Foi como ganhar um título mundial invicto, e é um sentimento de orgulho que me emociona toda vez que lembro. Sou privilegiado por levar o basquete para crianças e jovens da região da Cracolândia. Os usuários respeitam muito o nosso o trabalho e nos chamam de anjos quando passamos por eles. Neste momento, as pessoas que se comportam como zumbis, se curvam ao esporte e à Deus. Já os refugiados, costumo dizer que foram presentes dados ao Instituto. Além de cuidarmos deles, damos esperança para todos – exaltou, com sensação de dever cumprido.


Ganhei um autógrafo do Oscar aos dez anos e guardei.
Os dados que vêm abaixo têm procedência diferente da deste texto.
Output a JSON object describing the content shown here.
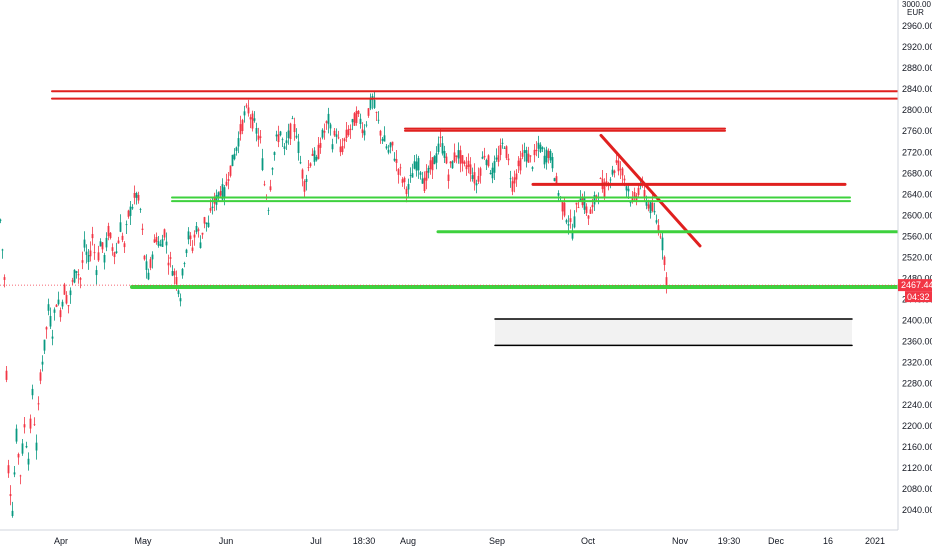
{
  "chart_data": {
    "type": "candlestick",
    "currency": "EUR",
    "y_top_label": "3000.00",
    "ylim": [
      2020,
      3000
    ],
    "y_ticks": [
      2040,
      2080,
      2120,
      2160,
      2200,
      2240,
      2280,
      2320,
      2360,
      2400,
      2440,
      2480,
      2520,
      2560,
      2600,
      2640,
      2680,
      2720,
      2760,
      2800,
      2840,
      2880,
      2920,
      2960
    ],
    "x_ticks": [
      {
        "label": "Apr",
        "pos": 61
      },
      {
        "label": "May",
        "pos": 143
      },
      {
        "label": "Jun",
        "pos": 226
      },
      {
        "label": "Jul",
        "pos": 316
      },
      {
        "label": "18:30",
        "pos": 364
      },
      {
        "label": "Aug",
        "pos": 408
      },
      {
        "label": "Sep",
        "pos": 497
      },
      {
        "label": "Oct",
        "pos": 588
      },
      {
        "label": "Nov",
        "pos": 680
      },
      {
        "label": "19:30",
        "pos": 729
      },
      {
        "label": "Dec",
        "pos": 776
      },
      {
        "label": "16",
        "pos": 828
      },
      {
        "label": "2021",
        "pos": 875
      }
    ],
    "last_price": {
      "value": 2467.44,
      "label": "2467.44",
      "countdown": "04:32",
      "color": "#f23645"
    },
    "price_path": [
      [
        0,
        2590
      ],
      [
        4,
        2480
      ],
      [
        8,
        2120
      ],
      [
        12,
        2040
      ],
      [
        16,
        2180
      ],
      [
        20,
        2110
      ],
      [
        24,
        2200
      ],
      [
        28,
        2140
      ],
      [
        32,
        2260
      ],
      [
        36,
        2160
      ],
      [
        40,
        2300
      ],
      [
        44,
        2350
      ],
      [
        48,
        2420
      ],
      [
        52,
        2380
      ],
      [
        56,
        2440
      ],
      [
        60,
        2420
      ],
      [
        64,
        2460
      ],
      [
        68,
        2430
      ],
      [
        72,
        2470
      ],
      [
        76,
        2500
      ],
      [
        80,
        2480
      ],
      [
        84,
        2540
      ],
      [
        88,
        2510
      ],
      [
        92,
        2560
      ],
      [
        96,
        2500
      ],
      [
        100,
        2550
      ],
      [
        104,
        2520
      ],
      [
        108,
        2570
      ],
      [
        112,
        2540
      ],
      [
        116,
        2530
      ],
      [
        120,
        2580
      ],
      [
        124,
        2540
      ],
      [
        128,
        2600
      ],
      [
        132,
        2620
      ],
      [
        136,
        2640
      ],
      [
        140,
        2610
      ],
      [
        144,
        2520
      ],
      [
        148,
        2480
      ],
      [
        152,
        2530
      ],
      [
        156,
        2560
      ],
      [
        160,
        2540
      ],
      [
        164,
        2570
      ],
      [
        168,
        2520
      ],
      [
        172,
        2500
      ],
      [
        176,
        2480
      ],
      [
        180,
        2450
      ],
      [
        184,
        2520
      ],
      [
        188,
        2560
      ],
      [
        192,
        2540
      ],
      [
        196,
        2580
      ],
      [
        200,
        2550
      ],
      [
        204,
        2590
      ],
      [
        208,
        2580
      ],
      [
        212,
        2620
      ],
      [
        216,
        2630
      ],
      [
        220,
        2650
      ],
      [
        224,
        2640
      ],
      [
        228,
        2680
      ],
      [
        232,
        2700
      ],
      [
        236,
        2730
      ],
      [
        240,
        2760
      ],
      [
        244,
        2790
      ],
      [
        248,
        2800
      ],
      [
        252,
        2780
      ],
      [
        256,
        2760
      ],
      [
        260,
        2740
      ],
      [
        264,
        2660
      ],
      [
        268,
        2620
      ],
      [
        272,
        2700
      ],
      [
        276,
        2740
      ],
      [
        280,
        2760
      ],
      [
        284,
        2720
      ],
      [
        288,
        2750
      ],
      [
        292,
        2770
      ],
      [
        296,
        2760
      ],
      [
        300,
        2700
      ],
      [
        304,
        2660
      ],
      [
        308,
        2690
      ],
      [
        312,
        2720
      ],
      [
        316,
        2700
      ],
      [
        320,
        2740
      ],
      [
        324,
        2760
      ],
      [
        328,
        2780
      ],
      [
        332,
        2740
      ],
      [
        336,
        2760
      ],
      [
        340,
        2720
      ],
      [
        344,
        2740
      ],
      [
        348,
        2760
      ],
      [
        352,
        2770
      ],
      [
        356,
        2790
      ],
      [
        360,
        2780
      ],
      [
        364,
        2760
      ],
      [
        368,
        2800
      ],
      [
        372,
        2820
      ],
      [
        376,
        2790
      ],
      [
        380,
        2760
      ],
      [
        384,
        2740
      ],
      [
        388,
        2720
      ],
      [
        392,
        2730
      ],
      [
        396,
        2700
      ],
      [
        400,
        2680
      ],
      [
        404,
        2660
      ],
      [
        408,
        2650
      ],
      [
        412,
        2680
      ],
      [
        416,
        2700
      ],
      [
        420,
        2690
      ],
      [
        424,
        2660
      ],
      [
        428,
        2680
      ],
      [
        432,
        2700
      ],
      [
        436,
        2710
      ],
      [
        440,
        2740
      ],
      [
        444,
        2720
      ],
      [
        448,
        2680
      ],
      [
        452,
        2700
      ],
      [
        456,
        2720
      ],
      [
        460,
        2710
      ],
      [
        464,
        2690
      ],
      [
        468,
        2700
      ],
      [
        472,
        2680
      ],
      [
        476,
        2660
      ],
      [
        480,
        2690
      ],
      [
        484,
        2720
      ],
      [
        488,
        2700
      ],
      [
        492,
        2680
      ],
      [
        496,
        2700
      ],
      [
        500,
        2720
      ],
      [
        504,
        2740
      ],
      [
        508,
        2700
      ],
      [
        512,
        2660
      ],
      [
        516,
        2680
      ],
      [
        520,
        2700
      ],
      [
        524,
        2720
      ],
      [
        528,
        2710
      ],
      [
        532,
        2700
      ],
      [
        536,
        2720
      ],
      [
        540,
        2730
      ],
      [
        544,
        2710
      ],
      [
        548,
        2720
      ],
      [
        552,
        2700
      ],
      [
        556,
        2660
      ],
      [
        560,
        2630
      ],
      [
        564,
        2610
      ],
      [
        568,
        2590
      ],
      [
        572,
        2570
      ],
      [
        576,
        2610
      ],
      [
        580,
        2640
      ],
      [
        584,
        2620
      ],
      [
        588,
        2600
      ],
      [
        592,
        2610
      ],
      [
        596,
        2640
      ],
      [
        600,
        2660
      ],
      [
        604,
        2650
      ],
      [
        608,
        2670
      ],
      [
        612,
        2680
      ],
      [
        616,
        2700
      ],
      [
        620,
        2690
      ],
      [
        624,
        2670
      ],
      [
        628,
        2650
      ],
      [
        632,
        2620
      ],
      [
        636,
        2640
      ],
      [
        640,
        2660
      ],
      [
        644,
        2640
      ],
      [
        648,
        2620
      ],
      [
        652,
        2610
      ],
      [
        656,
        2590
      ],
      [
        660,
        2570
      ],
      [
        664,
        2520
      ],
      [
        666,
        2480
      ],
      [
        668,
        2467
      ]
    ],
    "annotations": {
      "lines": [
        {
          "x1": 52,
          "y1": 2836,
          "x2": 898,
          "y2": 2836,
          "color": "#e0201f",
          "width": 2
        },
        {
          "x1": 52,
          "y1": 2822,
          "x2": 898,
          "y2": 2822,
          "color": "#e0201f",
          "width": 2
        },
        {
          "x1": 405,
          "y1": 2765,
          "x2": 725,
          "y2": 2765,
          "color": "#e0201f",
          "width": 2
        },
        {
          "x1": 405,
          "y1": 2761,
          "x2": 725,
          "y2": 2761,
          "color": "#e0201f",
          "width": 2
        },
        {
          "x1": 533,
          "y1": 2659,
          "x2": 845,
          "y2": 2659,
          "color": "#e0201f",
          "width": 3
        },
        {
          "x1": 601,
          "y1": 2752,
          "x2": 700,
          "y2": 2542,
          "color": "#e0201f",
          "width": 3
        },
        {
          "x1": 172,
          "y1": 2634,
          "x2": 850,
          "y2": 2634,
          "color": "#3ed13e",
          "width": 2
        },
        {
          "x1": 172,
          "y1": 2627,
          "x2": 850,
          "y2": 2627,
          "color": "#3ed13e",
          "width": 2
        },
        {
          "x1": 438,
          "y1": 2569,
          "x2": 898,
          "y2": 2569,
          "color": "#3ed13e",
          "width": 3
        },
        {
          "x1": 132,
          "y1": 2464,
          "x2": 898,
          "y2": 2464,
          "color": "#3ed13e",
          "width": 4
        },
        {
          "x1": 495,
          "y1": 2403,
          "x2": 852,
          "y2": 2403,
          "color": "#000000",
          "width": 1.5
        },
        {
          "x1": 495,
          "y1": 2353,
          "x2": 852,
          "y2": 2353,
          "color": "#000000",
          "width": 1.5
        }
      ],
      "box": {
        "x1": 495,
        "y1": 2403,
        "x2": 852,
        "y2": 2353,
        "fill": "#f2f2f2"
      }
    }
  }
}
Saí do Corinthians, onde recebia mais, para realizar meu sonho. Vestir esse manto é para poucos, o cara tem que ser vencedor. Quando me apresentei ao Flamengo, mostrei a importância dele na minha carreira. Tinha orgulho de treinar e, realmente, não acreditava que estava vestindo a 10 do Zico ao lado do meu ídolo. Até nas broncas, aprendi a admira-lo. Nosso entrosamento era ótimo e, como armador, sempre tive habilidade e ótimo passe. Aliado à intensidade do Oscar, que nunca vi em um atleta, nos completávamos. Nosso reencontro aconteceu há poucos meses e foi de muita risada. Ele nem me reconheceu, por causa da careca (risos). Falamos o tempo todo do time e rolou até um agradecimento por tudo que tenho feito pelo próximo, com direito a ser chamado de herói. Escutar isso do Mão Santa foi meu maior presente – detalhou e afirmou.